CARE India focuses on empowering women and girls from the poor and marginalized communities by equipping them with required skills, facilitating access to resources, markets and services and by influencing systems, processes and policies.

CARE’s approach towards women empowerment involves the triad of agency, structure and relations. While the programs of CARE strive to address all the three aspects in the triad, a majority of the traditional approach focused on agency, which relates to building skill sets of women. These include multivariate skills such as leadership, management, production, marketing and communication. In order to advance women empowerment, it requires working with the environment (structure) that conditions her choices and the power relations (relations) through which she negotiates her path, apart supporting her in achieving her aspirations and improved capabilities.    

CARE in Tamil Nadu has been implementing a number of programs to improve livelihoods and economic empowerment of women.
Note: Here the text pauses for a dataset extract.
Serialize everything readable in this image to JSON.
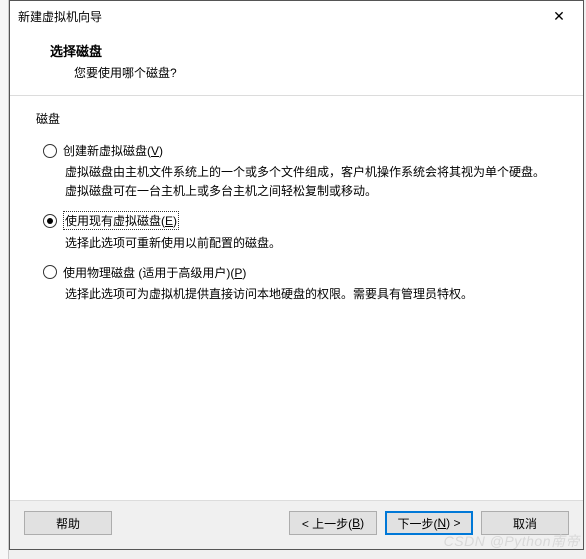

These include a number of value chains in sub-sectors such as tea, dairy, goat rearing, cashew processing, and mud crab fattening in the farm and allied sectors. Most of them focused on building the skills of women to become entrepreneurs or gainfully employed.  

 The tea value chain initiative supported 1000 primitive tribal women to improve their skills in tea production and to enhance their adaptive skills to cope with climate change. The dairy value chain initiative presently being implemented supports more than 2000 women become dairy entrepreneurs, many of them being first-time entrepreneurs. This initiative supports in building their skills in production, collectivization, marketing and enterprise. Many women have even challenged the gender stereotypes and have ventured into enterprises that are traditionally considered to be male bastion. In cashew processing, CARE supports about 210 cashew processing enterprises to advance women leadership.

In the rural, coastal, semi-urban context, CARE has supported more than 35,000 women to have financial literacy skills; additionally about 4000 women to have life skills and employability skills; and 4000 women to have entrepreneurship skills.  CARE has supported more than 1500 women to gain vocational skills in sectors such as tailoring, beautician, artificial jewellery, cloth bag making, soft fashion bag making and toys making, all of which have potential to generate gainful employment opportunities for them.

Entrepreneurship Skills – The training focusses on building the entrepreneurial skills of women. There is an exclusive curriculum to enable them with entrepreneurial skills which involves both start-ups and growing the existing enterprises.

Employability Skills – Women are provided vocational skill training in diverse sectors that offer potential for gainful employment. Along with this, ‘Life skills’ are also covered through an exclusive curriculum to make women job-ready. The approach engages employers and sector associations to link and match skills in a wide range of sectors like agriculture, services and manufacturing aiming at creating demand-led skills systems. Youth mela and job fairs are tried as a strategy to bring together both job seekers and job providers. CARE also facilitates motivational programs in the form of ‘youth melas’, orientation programs, interface meetings with potential employers to enable women find decent jobs. 

In facilitating these, CARE has worked with a number of stakeholders including skill development agencies, academic institutions, and banks and leveraged resources to help women build their skills and move up in the value chains.  Skill building helps women lead enterprises and make them job-ready in seeking decent employment. New skills give women power to better negotiate her path towards empowerment.